Guia Cultural Gastronômico
Florianópolis foi a primeira cidade brasileira a ser reconhecida como Cidade Criativa da Gastronomia pela Unesco (Foto: Ronaldo Andrade e Marcelo Feble)
Guia recém-lançado explora tradições, personagens, técnicas e ingredientes "manezinhos"
Marcada pela influência açoriana, indígena e africana, a culinária de Florianópolis é agora tema do recém-lançado Guia Cultural Gastronômico de Florianópolis. O material gratuito reúne 200 verbetes, incluindo 20 conteúdos multimídia, que exploram as tradições, personagens, técnicas e ingredientes que moldam a identidade da primeira cidade brasileira reconhecida pela Unesco como Cidade Criativa da Gastronomia. Em uma publicação que se propõe a ir além dos pratos, o guia revela histórias e saberes transmitidos de geração em geração, trazendo a ideia de uma conexão profunda entre a gastronomia e a cultura local da Ilha da Magia.
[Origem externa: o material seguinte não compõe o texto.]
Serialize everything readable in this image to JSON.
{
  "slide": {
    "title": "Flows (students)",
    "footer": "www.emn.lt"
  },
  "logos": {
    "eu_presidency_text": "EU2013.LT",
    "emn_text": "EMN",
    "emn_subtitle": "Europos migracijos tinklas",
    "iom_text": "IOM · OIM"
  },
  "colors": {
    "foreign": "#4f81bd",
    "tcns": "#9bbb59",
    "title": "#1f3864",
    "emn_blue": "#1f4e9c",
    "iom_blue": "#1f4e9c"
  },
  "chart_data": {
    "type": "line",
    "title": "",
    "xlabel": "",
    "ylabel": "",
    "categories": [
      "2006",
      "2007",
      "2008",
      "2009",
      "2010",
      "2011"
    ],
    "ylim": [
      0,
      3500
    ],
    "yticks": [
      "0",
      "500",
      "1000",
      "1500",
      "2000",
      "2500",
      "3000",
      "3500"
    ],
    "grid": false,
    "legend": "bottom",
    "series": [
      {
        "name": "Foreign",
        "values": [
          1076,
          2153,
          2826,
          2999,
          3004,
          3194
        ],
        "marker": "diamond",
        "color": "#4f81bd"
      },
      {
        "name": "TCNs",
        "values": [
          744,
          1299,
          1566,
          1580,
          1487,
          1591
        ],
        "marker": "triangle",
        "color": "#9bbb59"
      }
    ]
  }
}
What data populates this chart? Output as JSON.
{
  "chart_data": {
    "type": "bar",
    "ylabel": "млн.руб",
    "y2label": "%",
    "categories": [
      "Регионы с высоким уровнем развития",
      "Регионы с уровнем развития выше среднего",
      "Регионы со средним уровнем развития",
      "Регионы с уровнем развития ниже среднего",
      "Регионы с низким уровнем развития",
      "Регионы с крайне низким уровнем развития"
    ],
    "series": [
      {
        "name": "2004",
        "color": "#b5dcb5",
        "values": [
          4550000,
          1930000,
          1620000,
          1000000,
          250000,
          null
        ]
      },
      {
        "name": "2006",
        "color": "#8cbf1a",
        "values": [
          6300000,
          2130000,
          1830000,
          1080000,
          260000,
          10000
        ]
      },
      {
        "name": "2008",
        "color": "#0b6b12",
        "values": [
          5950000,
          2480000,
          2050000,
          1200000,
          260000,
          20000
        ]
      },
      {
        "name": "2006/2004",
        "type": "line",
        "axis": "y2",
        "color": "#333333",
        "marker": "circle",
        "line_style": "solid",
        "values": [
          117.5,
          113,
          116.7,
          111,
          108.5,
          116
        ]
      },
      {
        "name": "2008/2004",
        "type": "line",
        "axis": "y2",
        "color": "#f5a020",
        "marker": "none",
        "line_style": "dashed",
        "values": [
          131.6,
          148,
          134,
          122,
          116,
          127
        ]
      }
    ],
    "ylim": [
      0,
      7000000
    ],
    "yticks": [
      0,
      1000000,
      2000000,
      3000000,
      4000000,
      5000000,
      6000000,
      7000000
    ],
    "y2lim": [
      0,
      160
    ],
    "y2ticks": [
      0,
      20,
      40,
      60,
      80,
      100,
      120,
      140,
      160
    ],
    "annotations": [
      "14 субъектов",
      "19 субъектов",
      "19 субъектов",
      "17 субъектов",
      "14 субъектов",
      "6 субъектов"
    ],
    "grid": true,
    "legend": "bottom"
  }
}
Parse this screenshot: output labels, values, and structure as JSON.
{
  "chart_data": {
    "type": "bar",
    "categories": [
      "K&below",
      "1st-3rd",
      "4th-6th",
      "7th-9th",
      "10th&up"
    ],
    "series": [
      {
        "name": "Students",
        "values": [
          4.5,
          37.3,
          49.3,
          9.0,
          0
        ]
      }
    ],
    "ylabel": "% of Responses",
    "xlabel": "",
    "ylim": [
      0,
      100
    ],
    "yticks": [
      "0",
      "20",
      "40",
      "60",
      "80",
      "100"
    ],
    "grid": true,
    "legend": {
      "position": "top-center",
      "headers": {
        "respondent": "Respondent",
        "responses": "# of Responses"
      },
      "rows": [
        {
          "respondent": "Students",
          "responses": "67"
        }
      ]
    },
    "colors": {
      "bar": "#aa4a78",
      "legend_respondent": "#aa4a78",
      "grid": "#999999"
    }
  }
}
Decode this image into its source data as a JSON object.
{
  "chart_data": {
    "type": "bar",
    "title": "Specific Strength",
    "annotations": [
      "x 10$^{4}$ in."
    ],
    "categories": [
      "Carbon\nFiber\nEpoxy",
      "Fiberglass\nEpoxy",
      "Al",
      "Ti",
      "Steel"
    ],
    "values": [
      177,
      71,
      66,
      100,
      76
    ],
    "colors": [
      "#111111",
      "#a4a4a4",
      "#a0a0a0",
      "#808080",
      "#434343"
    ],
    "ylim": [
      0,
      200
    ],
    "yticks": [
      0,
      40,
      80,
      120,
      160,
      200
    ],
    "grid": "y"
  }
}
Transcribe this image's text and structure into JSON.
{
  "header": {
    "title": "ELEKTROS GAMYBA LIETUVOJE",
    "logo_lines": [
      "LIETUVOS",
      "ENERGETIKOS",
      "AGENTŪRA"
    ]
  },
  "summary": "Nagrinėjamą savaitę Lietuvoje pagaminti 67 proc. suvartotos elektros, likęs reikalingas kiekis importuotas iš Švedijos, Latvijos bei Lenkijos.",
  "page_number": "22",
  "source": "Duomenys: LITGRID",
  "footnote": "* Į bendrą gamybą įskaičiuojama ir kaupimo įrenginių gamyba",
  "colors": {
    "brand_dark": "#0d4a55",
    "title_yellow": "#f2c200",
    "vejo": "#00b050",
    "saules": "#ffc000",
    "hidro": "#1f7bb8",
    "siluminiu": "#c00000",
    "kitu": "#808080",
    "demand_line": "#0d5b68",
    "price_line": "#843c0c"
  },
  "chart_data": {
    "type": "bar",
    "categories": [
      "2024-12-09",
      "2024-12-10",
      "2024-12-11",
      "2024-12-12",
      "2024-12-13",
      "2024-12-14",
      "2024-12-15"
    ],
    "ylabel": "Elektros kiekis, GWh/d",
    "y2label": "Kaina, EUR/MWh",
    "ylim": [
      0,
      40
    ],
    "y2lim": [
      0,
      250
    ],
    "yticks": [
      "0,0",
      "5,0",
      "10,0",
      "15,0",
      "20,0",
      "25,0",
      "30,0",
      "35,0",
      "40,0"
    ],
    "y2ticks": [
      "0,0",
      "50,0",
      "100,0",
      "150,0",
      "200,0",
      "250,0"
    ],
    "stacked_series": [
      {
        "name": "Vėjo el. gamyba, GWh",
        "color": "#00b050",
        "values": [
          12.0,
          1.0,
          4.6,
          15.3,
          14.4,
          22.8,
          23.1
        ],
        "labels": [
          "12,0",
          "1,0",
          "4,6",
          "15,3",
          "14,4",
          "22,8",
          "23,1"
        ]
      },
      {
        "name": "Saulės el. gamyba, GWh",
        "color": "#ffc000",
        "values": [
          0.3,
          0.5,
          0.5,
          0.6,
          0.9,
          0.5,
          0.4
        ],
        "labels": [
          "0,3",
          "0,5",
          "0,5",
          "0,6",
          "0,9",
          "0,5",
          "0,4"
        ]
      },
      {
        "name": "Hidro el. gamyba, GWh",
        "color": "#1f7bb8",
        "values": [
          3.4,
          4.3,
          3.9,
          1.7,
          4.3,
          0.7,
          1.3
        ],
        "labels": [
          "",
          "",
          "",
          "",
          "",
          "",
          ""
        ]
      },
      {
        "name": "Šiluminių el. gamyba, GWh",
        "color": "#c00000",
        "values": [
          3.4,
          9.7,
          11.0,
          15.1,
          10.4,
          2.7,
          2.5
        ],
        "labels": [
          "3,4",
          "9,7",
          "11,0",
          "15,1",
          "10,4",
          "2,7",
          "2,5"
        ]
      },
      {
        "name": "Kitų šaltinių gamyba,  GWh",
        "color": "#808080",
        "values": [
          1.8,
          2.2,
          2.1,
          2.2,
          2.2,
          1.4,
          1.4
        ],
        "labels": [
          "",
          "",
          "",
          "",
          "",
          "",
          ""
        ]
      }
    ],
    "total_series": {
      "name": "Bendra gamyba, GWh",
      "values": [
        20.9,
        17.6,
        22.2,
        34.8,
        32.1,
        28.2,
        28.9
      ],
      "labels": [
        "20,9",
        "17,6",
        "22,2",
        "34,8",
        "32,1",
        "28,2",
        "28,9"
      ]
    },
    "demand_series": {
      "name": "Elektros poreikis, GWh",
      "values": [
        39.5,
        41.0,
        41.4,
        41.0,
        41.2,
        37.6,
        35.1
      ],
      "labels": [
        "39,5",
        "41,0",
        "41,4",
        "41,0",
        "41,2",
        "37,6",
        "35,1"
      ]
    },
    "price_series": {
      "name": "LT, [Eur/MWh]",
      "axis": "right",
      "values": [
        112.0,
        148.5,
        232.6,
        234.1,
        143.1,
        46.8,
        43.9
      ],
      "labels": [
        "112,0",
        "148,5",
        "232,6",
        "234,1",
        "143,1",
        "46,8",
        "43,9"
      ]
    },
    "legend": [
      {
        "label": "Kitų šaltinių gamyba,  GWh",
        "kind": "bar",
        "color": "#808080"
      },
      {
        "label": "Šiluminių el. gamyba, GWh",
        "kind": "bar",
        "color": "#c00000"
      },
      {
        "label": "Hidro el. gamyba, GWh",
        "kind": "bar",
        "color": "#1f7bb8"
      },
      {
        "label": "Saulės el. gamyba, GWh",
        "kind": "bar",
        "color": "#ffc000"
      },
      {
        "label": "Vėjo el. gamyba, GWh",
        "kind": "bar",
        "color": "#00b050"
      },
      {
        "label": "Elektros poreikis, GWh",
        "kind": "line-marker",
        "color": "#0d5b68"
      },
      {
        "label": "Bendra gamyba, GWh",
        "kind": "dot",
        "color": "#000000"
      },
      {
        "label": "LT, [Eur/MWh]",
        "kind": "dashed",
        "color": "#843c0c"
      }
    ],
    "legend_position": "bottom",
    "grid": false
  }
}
Idealizado e produzido pelo Comida com História, o guia é obra de uma equipe de jornalistas: Leyla Spada, Amanda Santo e Gustavo Schwabe. Segundo Leyla, que é manezinha, Florianópolis foi a escolha ideal para dar início a uma série de guias gastronômicos sobre cidades brasileiras.
— Cada lugar tem uma essência e um paladar únicos. Com este guia, buscamos valorizar essas particularidades e registrar histórias que vão além do que está no prato. Florianópolis representa essa conexão especial entre terra e mar, que é a base da identidade cultural da cidade — compartilha Leyla.
O guia apresenta uma diversidade de preparos que retratam a herança cultural e o trabalho artesanal da culinária local. Entre as mais de 50 especialidades, encontram-se receitas clássicas como a sequência de camarão, as diversas preparações de tainha e o mocotó, cada uma com um lugar especial na história de Florianópolis. A equipe do Comida com História também preparou documentários e podcasts que trazem pratos tradicionais como a Dobradinha do Estreito e a Cacuanga, prato quase desaparecido na cidade.
A sequência de camarão, um símbolo da Lagoa da Conceição, surgiu nos bares e restaurantes da região, em uma época em que o local era frequentado quase exclusivamente por moradores. O prato, composto por diferentes formas de preparo do camarão, se transformou em uma das receitas mais representativas da gastronomia local, permanecendo como carro-chefe em vários cardápios da cidade. O guia traz uma revista especial dedicada a essa tradição culinária, que convida o leitor a mergulhar na história da Lagoa.
Outro clássico da mesa manezinha é a tainha e a pesca artesanal que acontece entre abril e julho, período que movimenta a cidade com festivais que celebram o consumo desse pescado. O guia lista os diversos preparos feitos com a tainha, seja assada na telha, frita, recheada ou em postas. Um destaque é a revista digital sobre a Tainha no feijão, prato que era uma das principais refeições das famílias simples da cidade.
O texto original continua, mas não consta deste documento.